Preterm birth is associated with premature cervical remodeling, yet current clinical assessments cannot detect the underlying microstructural changes in collagen organization. We apply imaging Mueller polarimetry to murine cervical tissue at three gestational stages (early, mid, late) and develop classification methods to predict gestational stage from polarimetric maps. Using Lu-Chipman decomposition, we extract orientation and azimuth local variability maps that capture collagen fiber alignment and disorder. We evaluate two approaches under 20-fold leave-one-out cross-validation: an analytical threshold classifier on mean azimuth local variability, and a lightweight CNN ensemble (approximately 76k parameters) operating on spatially resolved maps. The ensemble achieves 70..0% sample-level accuracy, outperforming the analytical baseline (55.0%), with strong performance on early (71.0%) and late (86.0%) gestation. Spatial prediction maps confirm that classification accuracy is highest in the stroma, where collagen remodeling is most prominent. These results demonstrate that Mueller polarimetry combined with deep learning models can detect gestational collagen remodeling noninvasively, offering a potential pathway toward objective cervical assessment for preterm birth risk.

Figures (6)

• Figure 1: Visualization of murine cervix samples across different gestation days: Day 6, Day 12, and Day 18. The tissue regions were filtered using algorithm described in chae2026intensity. The widening of the cervical canal is visible in later stages.

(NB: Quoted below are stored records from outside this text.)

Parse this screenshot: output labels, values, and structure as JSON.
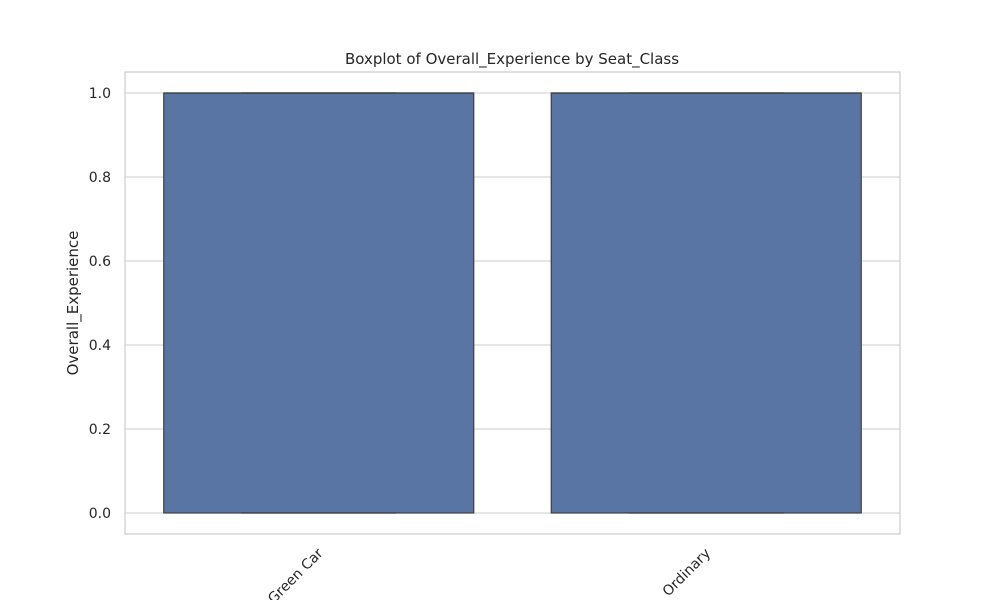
{
  "chart_data": {
    "type": "box",
    "title": "Boxplot of Overall_Experience by Seat_Class",
    "xlabel": "",
    "ylabel": "Overall_Experience",
    "categories": [
      "Green Car",
      "Ordinary"
    ],
    "boxes": [
      {
        "category": "Green Car",
        "min": 0.0,
        "q1": 0.0,
        "median": 1.0,
        "q3": 1.0,
        "max": 1.0
      },
      {
        "category": "Ordinary",
        "min": 0.0,
        "q1": 0.0,
        "median": 1.0,
        "q3": 1.0,
        "max": 1.0
      }
    ],
    "ylim": [
      -0.05,
      1.05
    ],
    "yticks": [
      0.0,
      0.2,
      0.4,
      0.6,
      0.8,
      1.0
    ],
    "ytick_labels": [
      "0.0",
      "0.2",
      "0.4",
      "0.6",
      "0.8",
      "1.0"
    ],
    "grid": "horizontal",
    "colors": {
      "box_fill": "#5875a4",
      "box_edge": "#3f3f3f",
      "grid": "#cccccc",
      "frame": "#cccccc"
    }
  }
}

• Figure 2: Left: M11 intensity image (Day 12) with red contours indicating ROI selection. Right: Expanded polarimetric maps of the selected ROI.
• Figure 3: Overview of the classification pipeline. Murine cervical tissue samples were collected across gestation, imaged with a Mueller polarimeter, and the resulting polarimetric maps were augmented for training. Two parallel CNN branches operate on (A) the orientation channel and (B) the ALV channel, each with four convolutional blocks (blue) and max pooling (red), followed by global average pooling and a linear classifier (green). Branch outputs are combined by softmax averaging to produce the (C) ensemble prediction.
• Figure 4: Distribution of mean ALV per sample across gestation days, with optimized decision boundaries $T_1$ and $T_2$. D6 and D12 distributions overlap, while D18 is well separated from both groups.
• Figure 5: Confusion matrices under LOOCV for (a) the orientation model (A), (b) ALV model (B), (c) the ensemble (A+B), and (d) the analytical threshold classifier.